La prévention secondaire ou comment mieux vivre avec la maladie d’Alzheimer

La prévention secondaire pour éviter une aggravation accélérée de la maladie d’Alzheimer

Près de 900 000 personnes vivent aujourd’hui en France avec la maladie d’Alzheimer. En attendant que les chercheurs découvrent un traitement capable de la guérir, nous savons à présent qu’il existe de moyens pour mieux vivre au quotidien et éviter une aggravation accélérée de la maladie. Tel sont les objectifs de ce que l’on appelle « la prévention secondaire ». Afin d’accompagner au mieux les patients et d’éviter tout ce qui pourrait dégrader leur état de santé trop rapidement, une fois la maladie d’Alzheimer diagnostiquée, tous les médecins doivent mettre en place une prévention secondaire.

C’est tout du moins l’avis du Professeur Claire Paquet, neurologue chercheur à l’Hôpital Lariboisière à Paris et membre du Conseil scientifique de LECMA-Vaincre Alzheimer, qui explique que « la maladie d’Alzheimer est une maladie chronique, neurodégénérative, qui va évoluer petit à petit. L’objectif de la prévention secondaire est donc d’éviter tous les facteurs qui pourraient l’aggraver rapidement. »

Certains médicaments et antibiotiques contre-indiqués

Accusés d’aggraver les symptômes de la maladie d’Alzheimer, les anticholinergiques rassemblent notamment certaines classes d’antidouleur. « Il peut également s’agir de médicaments que l’on prescrit contre les spasmes ou que l’on donne dans les troubles urinaires dus à certains problèmes de prostate chez l’homme… » précise le Prof. Claire Paquet en insistant sur le fait que « le médecin doit s’assurer qu’un patient atteint d’une maladie d’Alzheimer ne prend pas un de ces traitements. »

Les médicaments potentiellement confusiogènes (qui provoquent un état de confusion, ndlr) sont également à éviter selon le Prof. Paquet. « Il s’agit de certains antibiotiques comme les fluoroquinolones que l’on donne dans les infections urinaires et dans certaines infections ORL. D’autres antalgiques contre la douleur, et les morphiniques en particulier, sont très confusiogènes. Il faut faire très attention à ce type de prescription pour un patient qui est atteint d’une maladie d’Alzheimer. »

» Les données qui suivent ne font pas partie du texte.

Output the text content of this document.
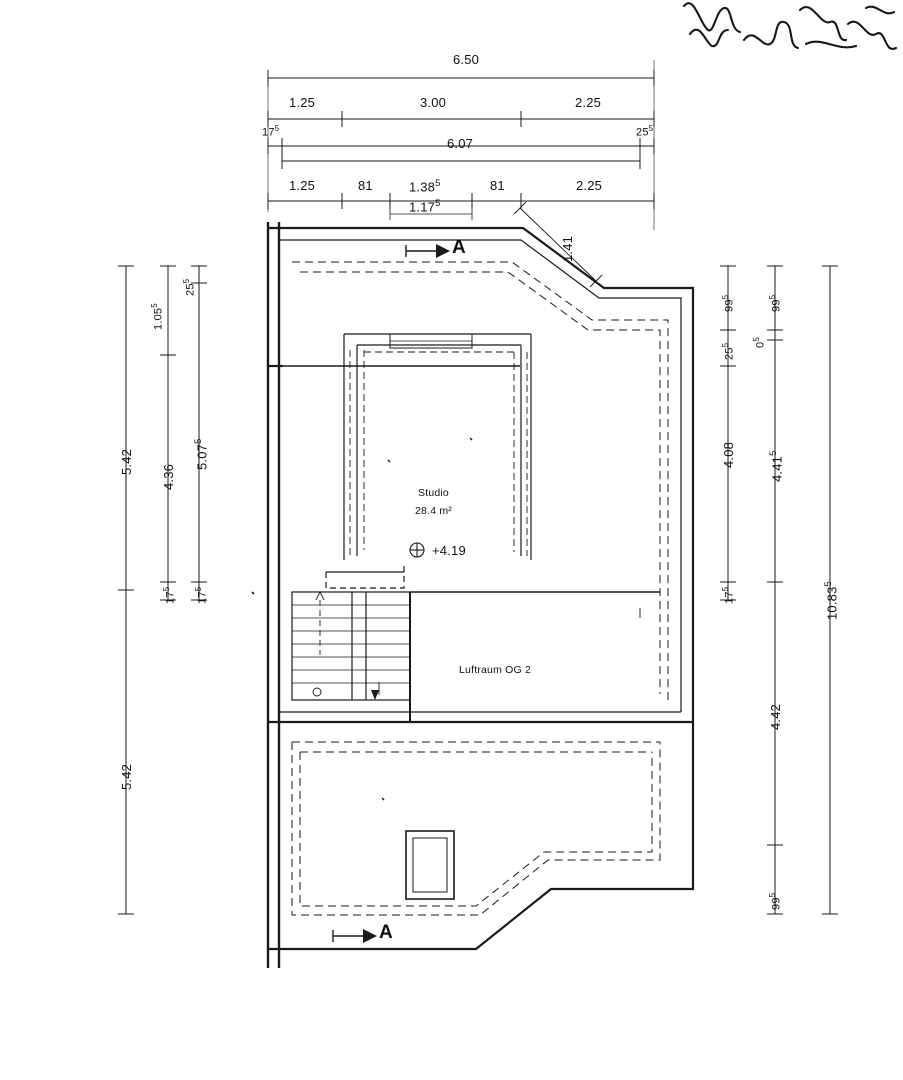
6.50
1.25	3.00	2.25
$17^5$	$25^5$
6.07
1.25	81	1.38$^5$	81	2.25
1.17$^5$
1.41
5.42
5.42
1.05$^5$
4.36
$17^5$
$25^5$
5.07$^5$
$17^5$
$99^5$
$25^5$
4.08
$17^5$
$0^5$
$99^5$
4.41$^5$
4.42
$99^5$
10.83$^5$
Studio
28.4 m²
+4.19
Luftraum OG 2
A
A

Au delà de ces facteurs, une bonne observance thérapeutique est à surveiller avec attention. Pour la neurologue chercheur, «quand le patient ne comprend pas, ne retient pas ou ne sait pas s’il a déjà pris son traitement ou au contraire quand il l’oublie, cela est un facteur d’aggravation. Si un patient suit un traitement anticoagulant par exemple et un traitement antidiabétique et qu’il le prend deux fois, il peut y avoir des accidents thérapeutiques qui aggravent la maladie. »

Hospitalisation, anesthésie générale et infection : des éléments à surveiller

En cas d’hospitalisation, les patients peuvent perdre leurs repères et ainsi devenir anxieux et agités. « Cela engendre bien souvent des prescriptions de psychotropes qui vont aggraver les symptômes. » indique le Prof. Paquet avant d’ajouter que « l’anesthésie générale doit également être évitée lorsque cela est possible, notamment en cas de pose de prothèse de hanches, de genoux ou de fracture du poignet. »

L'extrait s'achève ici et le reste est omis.